Not everything in America needs to make a profit.
Bill Maher is one of my favorite comedians working today. Like most of the greats, he can make a very serious topic both informative and entertaining. He can break down the ironies and the hyperbole, and make a concept easy to understand, while at the same time forcing you to explore your own biases and conclusions and look at things in a different way.
It's a shame more Republicans don't have a sense of humor.
It's because he says things like this:
I know Americans vote for their wallets, but how about voting for your kidneys or your lungs, or your grandchildren?'
And this:
If conservatives get to call universal healthcare 'socialized medicine,' then I get to call private for-profit healthcare 'soul-less vampire bastards making money off human pain.'
and this:
I would love to have some journalist ask a Republican who talks about socialized medicine: If it’s so awful, how come it’s what we have for our veterans?
or this:
As Maher said recently, anyone can drop a letter into a blue metal box on the sidewalk, and in a couple of days it arrives at the place listed on the envelope. For 44 cents. Off the top of your head, can you name anything that costs 44 cents and actually functions exactly as advertised?

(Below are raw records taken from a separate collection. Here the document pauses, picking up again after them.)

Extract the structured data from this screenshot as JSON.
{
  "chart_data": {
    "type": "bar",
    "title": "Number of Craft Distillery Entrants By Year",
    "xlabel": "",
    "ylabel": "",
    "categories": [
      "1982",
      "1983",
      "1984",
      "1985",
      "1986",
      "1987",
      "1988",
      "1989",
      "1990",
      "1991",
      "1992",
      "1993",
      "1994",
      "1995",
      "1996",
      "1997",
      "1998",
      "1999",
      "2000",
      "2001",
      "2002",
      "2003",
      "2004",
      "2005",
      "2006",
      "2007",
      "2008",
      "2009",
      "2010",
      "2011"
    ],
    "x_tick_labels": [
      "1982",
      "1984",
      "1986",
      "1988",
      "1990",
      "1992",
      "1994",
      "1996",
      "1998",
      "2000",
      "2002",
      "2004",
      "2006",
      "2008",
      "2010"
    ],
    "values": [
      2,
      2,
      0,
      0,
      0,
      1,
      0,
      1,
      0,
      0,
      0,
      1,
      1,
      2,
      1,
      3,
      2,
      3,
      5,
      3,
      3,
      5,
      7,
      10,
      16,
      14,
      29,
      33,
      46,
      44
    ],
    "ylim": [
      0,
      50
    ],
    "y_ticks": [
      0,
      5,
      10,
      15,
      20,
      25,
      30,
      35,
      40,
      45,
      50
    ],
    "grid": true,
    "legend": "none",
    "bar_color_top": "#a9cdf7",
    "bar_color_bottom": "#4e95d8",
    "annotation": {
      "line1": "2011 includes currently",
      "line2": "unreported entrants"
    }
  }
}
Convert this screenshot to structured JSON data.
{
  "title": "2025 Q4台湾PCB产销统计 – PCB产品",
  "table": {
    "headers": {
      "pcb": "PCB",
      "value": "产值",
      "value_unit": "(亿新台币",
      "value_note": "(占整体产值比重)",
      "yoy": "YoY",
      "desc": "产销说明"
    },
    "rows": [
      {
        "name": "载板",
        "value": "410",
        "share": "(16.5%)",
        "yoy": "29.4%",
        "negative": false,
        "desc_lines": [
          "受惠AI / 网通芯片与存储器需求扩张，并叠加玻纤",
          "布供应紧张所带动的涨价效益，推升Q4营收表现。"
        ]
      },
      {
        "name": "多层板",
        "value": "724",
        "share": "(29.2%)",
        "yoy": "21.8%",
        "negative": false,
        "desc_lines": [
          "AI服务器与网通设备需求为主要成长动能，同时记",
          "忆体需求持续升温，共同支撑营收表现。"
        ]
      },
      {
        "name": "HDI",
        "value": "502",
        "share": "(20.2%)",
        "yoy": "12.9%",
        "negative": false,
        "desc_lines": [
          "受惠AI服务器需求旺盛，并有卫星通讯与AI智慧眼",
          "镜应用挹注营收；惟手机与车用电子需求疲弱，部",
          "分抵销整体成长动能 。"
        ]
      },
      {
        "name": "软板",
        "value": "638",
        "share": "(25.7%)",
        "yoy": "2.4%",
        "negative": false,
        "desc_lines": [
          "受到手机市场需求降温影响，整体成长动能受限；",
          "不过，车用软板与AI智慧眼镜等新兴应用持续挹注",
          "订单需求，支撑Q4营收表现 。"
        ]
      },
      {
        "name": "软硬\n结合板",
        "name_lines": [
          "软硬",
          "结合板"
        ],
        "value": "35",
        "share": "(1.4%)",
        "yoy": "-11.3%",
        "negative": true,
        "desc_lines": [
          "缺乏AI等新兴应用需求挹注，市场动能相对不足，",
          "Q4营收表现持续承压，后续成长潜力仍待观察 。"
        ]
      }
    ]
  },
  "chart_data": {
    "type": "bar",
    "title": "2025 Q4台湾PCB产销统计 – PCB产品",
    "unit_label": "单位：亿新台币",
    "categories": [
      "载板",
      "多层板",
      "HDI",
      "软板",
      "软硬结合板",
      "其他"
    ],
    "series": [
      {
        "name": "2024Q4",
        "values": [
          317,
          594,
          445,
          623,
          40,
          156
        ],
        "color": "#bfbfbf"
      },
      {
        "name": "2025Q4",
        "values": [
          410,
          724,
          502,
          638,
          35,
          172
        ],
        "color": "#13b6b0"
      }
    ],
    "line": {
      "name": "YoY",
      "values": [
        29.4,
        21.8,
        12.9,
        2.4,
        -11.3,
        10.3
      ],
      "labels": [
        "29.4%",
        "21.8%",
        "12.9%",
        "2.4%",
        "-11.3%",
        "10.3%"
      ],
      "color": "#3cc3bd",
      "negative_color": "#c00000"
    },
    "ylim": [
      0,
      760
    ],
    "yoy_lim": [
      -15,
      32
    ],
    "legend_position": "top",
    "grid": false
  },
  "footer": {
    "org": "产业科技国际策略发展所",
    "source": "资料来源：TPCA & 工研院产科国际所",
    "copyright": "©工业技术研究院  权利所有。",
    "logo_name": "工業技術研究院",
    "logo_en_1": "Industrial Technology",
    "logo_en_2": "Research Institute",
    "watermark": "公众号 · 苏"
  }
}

This raises an interesting point. When it comes to government, Republicans talk all the time about two things: a) Government's ineptness and b) the lack of fairness in requiring private companies to compete with it. This is certainly their argument when it relates to healthcare. We all know that argument doesn't hold water.
To address the first part, just because the opposition is LOUD doesn't mean that they make any sense. Chris Rock said, in a famous sketch, that men should never get into an argument with women because men have a need to make sense . . . but women won't let a little thing like "making sense" fuck up their argument. They're not in it to make sense -- they're in it for stress and irritation. </paraphrase> I would argue that is doubly true for Republicans. Government does well in healthcare -- why else would the rabid right say to keep their hands off their medicare, even while they picket outside town-hall meetings discussing government healthcare for everyone? The truth of the matter is that people are ok with government health care. It already takes care of 1/3rd of the population if you count tri-care, medicaid, and SCHIP.
The second part -- that private industry can't cpmpete with the government -- is also malarkey. Some of us use USPS, others use USPS, DHL, Fed-EX, etc. They're all in the business of getting packages and letters from one place to another. The government does it cheapest domestially for letters -- .44c for a letter from Nome Alaska to Miami Florida (or from Miami to Miami . . . but I digress). But others do priority shipping quicker, or ship internationally, or ship larger packages than others. They all do this relatively effectively, and with price points to appeal to everyone. There are pros and cons to both. But one cannot dispute the fact that private industry has co-existed with a government plan that does services the same industry (if not the exact same people). USPS is an equalizer if anything -- how much would Fed-Ex or UPS charge if the USPS WASN'T Competing? And how much trouble would we be facing if UPS/Fed-Ex/DHL had existed FIRST, and we were thinking of adding the USPS in after the fact? (Thank god our Founding Fathers weren't that dumb!)
I'm taking a play from the playbook of Rep Anthony Weiner (D-NY), and taking it all the way up to 11. I propose a bill that I expect will meet with little resistance from the Republicans -- eliminate all government programs that currently have competition from the private sector, or open them up to private competition if they're not already. This would include the post office (which has a monopoly on 1st class mail, though the rest is already up for grabs), eliminate medicare/medicaid/tri-care entirely, replace our volunteer army with private mercenaries, and a host of other services and programs that are cheap, necessary and effective. were I in congress, I'd certainly vote against it, but I'm also not a Republican. This would be their dream bill, to paraphrase Rep. Weiner, but I doubt they'd be able to explain it to their constituency.
I, for one, am curious to see how far they are willing to truly take this ideology. . . . or whether they're just content to gum up the works with disingenuous arguments and fear-mongering among the intellectually deficient.